The thing is, cross-domain XMLHttpRequests that receive "Access-Control-Allow-Origin: *" responses are not allowed[1] to contain authentication information (cookies or HTTP authentication), so they're always anonymous, so there are no anti-CSRF tokens to be stolen! If desired, it is possible to make credentials available in the request, by setting xhr.withCredentials to true in the request, setting "Access-Control-Allow-Credentials: true" in the response, and setting "Access-Control-Allow-Origin" to something other than "*" in the response. By default, though, the requests are anonymous. If xhr.withCredentials is set to true and the server returns "Access-Control-Allow-Origin: *", the browser refuses to allow the response to be read, so - as far as I can tell - there is no danger of tokens being stolen. [1] https://developer.mozilla.org/en/docs/HTTP/Access_control_CORS#Requests_with_credentials
I've set up a demonstration which shows that cross-domain requests are forbidden from using withCredentials=true when Access-Control-Allow-Origin is set to "*". This page sets a cookie for the subdomain www.macropus.org, then uses it to fetch a token from the same subdomain, which succeeds (the cookie is sent even without withCredentials=true, as it's a request to the same subdomain): http://www.macropus.org/2014/mediawiki-cors/ This page, on a different subdomain, is able to make an unauthenticated request to the other subdomain (as the response has an "Access-Control-Allow-Origin: *" header), but is forbidden from making a request with credentials: http://git.macropus.org/mediawiki-cors-test/ The (very simple) code is here: https://github.com/hubgit/mediawiki-cors-test If there's a flaw in the security logic, it would be very useful to know about; on the other hand, I hope this will be persuasive enough to re-open this ticket. Note that for the white-listed domains, the response can still include a specific origin and so allow credentials to be sent; the "Access-Control-Allow-Origin: *" response would just be for non-whitelisted domains.
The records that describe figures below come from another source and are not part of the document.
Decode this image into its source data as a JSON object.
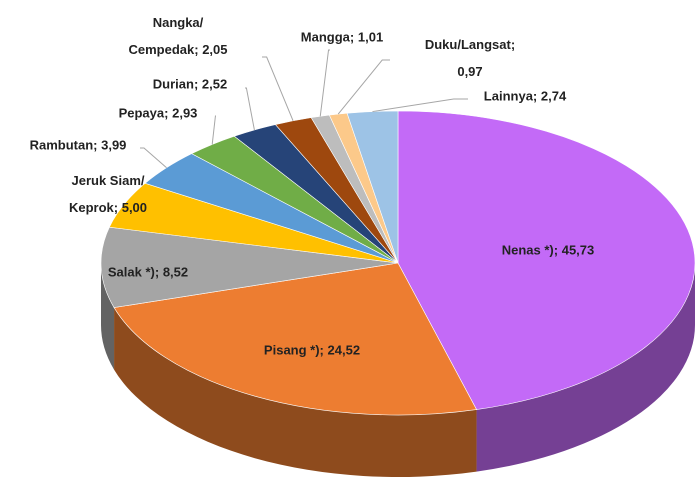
{
  "chart_data": {
    "type": "pie3d",
    "categories": [
      "Nenas *)",
      "Pisang *)",
      "Salak *)",
      "Jeruk Siam/ Keprok",
      "Rambutan",
      "Pepaya",
      "Durian",
      "Nangka/ Cempedak",
      "Mangga",
      "Duku/Langsat",
      "Lainnya"
    ],
    "values": [
      45.73,
      24.52,
      8.52,
      5.0,
      3.99,
      2.93,
      2.52,
      2.05,
      1.01,
      0.97,
      2.74
    ],
    "value_labels": [
      "45,73",
      "24,52",
      "8,52",
      "5,00",
      "3,99",
      "2,93",
      "2,52",
      "2,05",
      "1,01",
      "0,97",
      "2,74"
    ],
    "label_separator": ";",
    "colors": [
      "#c36af7",
      "#ed7d31",
      "#a5a5a5",
      "#ffc000",
      "#5b9bd5",
      "#70ad47",
      "#264478",
      "#9e480e",
      "#bdbdbd",
      "#fcc98a",
      "#9dc3e6"
    ]
  }
}
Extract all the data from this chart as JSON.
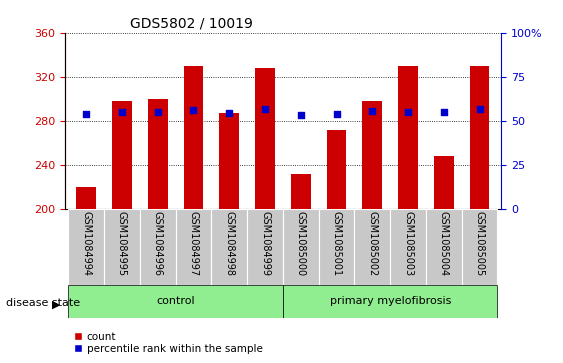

For information, on every public wikis hosted in the WMF cluster, $wgCrossSiteAJAXdomains contains the following domains: '*.wikipedia.org', '*.wikinews.org', '*.wiktionary.org', '*.wikibooks.org', '*.wikiversity.org', '*.wikisource.org', 'wikisource.org', '*.wikiquote.org', '*.wikidata.org', '*.wikivoyage.org', 'www.mediawiki.org', 'm.mediawiki.org', 'wikimediafoundation.org', 'advisory.wikimedia.org', 'auditcom.wikimedia.org', 'boardgovcom.wikimedia.org', 'board.wikimedia.org', 'chair.wikimedia.org', 'chapcom.wikimedia.org', 'collab.wikimedia.org', 'commons.wikimedia.org', 'donate.wikimedia.org', 'exec.wikimedia.org', 'grants.wikimedia.org', 'incubator.wikimedia.org', 'internal.wikimedia.org', 'login.wikimedia.org', 'meta.wikimedia.org', 'movementroles.wikimedia.org', 'office.wikimedia.org', 'otrs-wiki.wikimedia.org', 'outreach.wikimedia.org', 'quality.wikimedia.org', 'searchcom.wikimedia.org', 'spcom.wikimedia.org', 'species.wikimedia.org', 'steward.wikimedia.org', 'strategy.wikimedia.org', 'checkuser.wikimedia.org', 'internal.wikimedia.org', 'login.wikimedia.org', 'meta.wikimedia.org', 'movementroles.wikimedia.org', 'office.wikimedia.org', 'otrs-wiki.wikimedia.org', 'outreach.wikimedia.org', 'quality.wikimedia.org', 'searchcom.wikimedia.org', 'spcom.wikimedia.org', 'species.wikimedia.org', 'steward.wikimedia.org', 'strategy.wikimedia.org', 'usability.wikimedia.org', 'wikimania????.wikimedia.org', 'wikimaniateam.wikimedia.org' This allows requests from one wiki to another. This is disabled on private wikis hosted in the WMF cluster.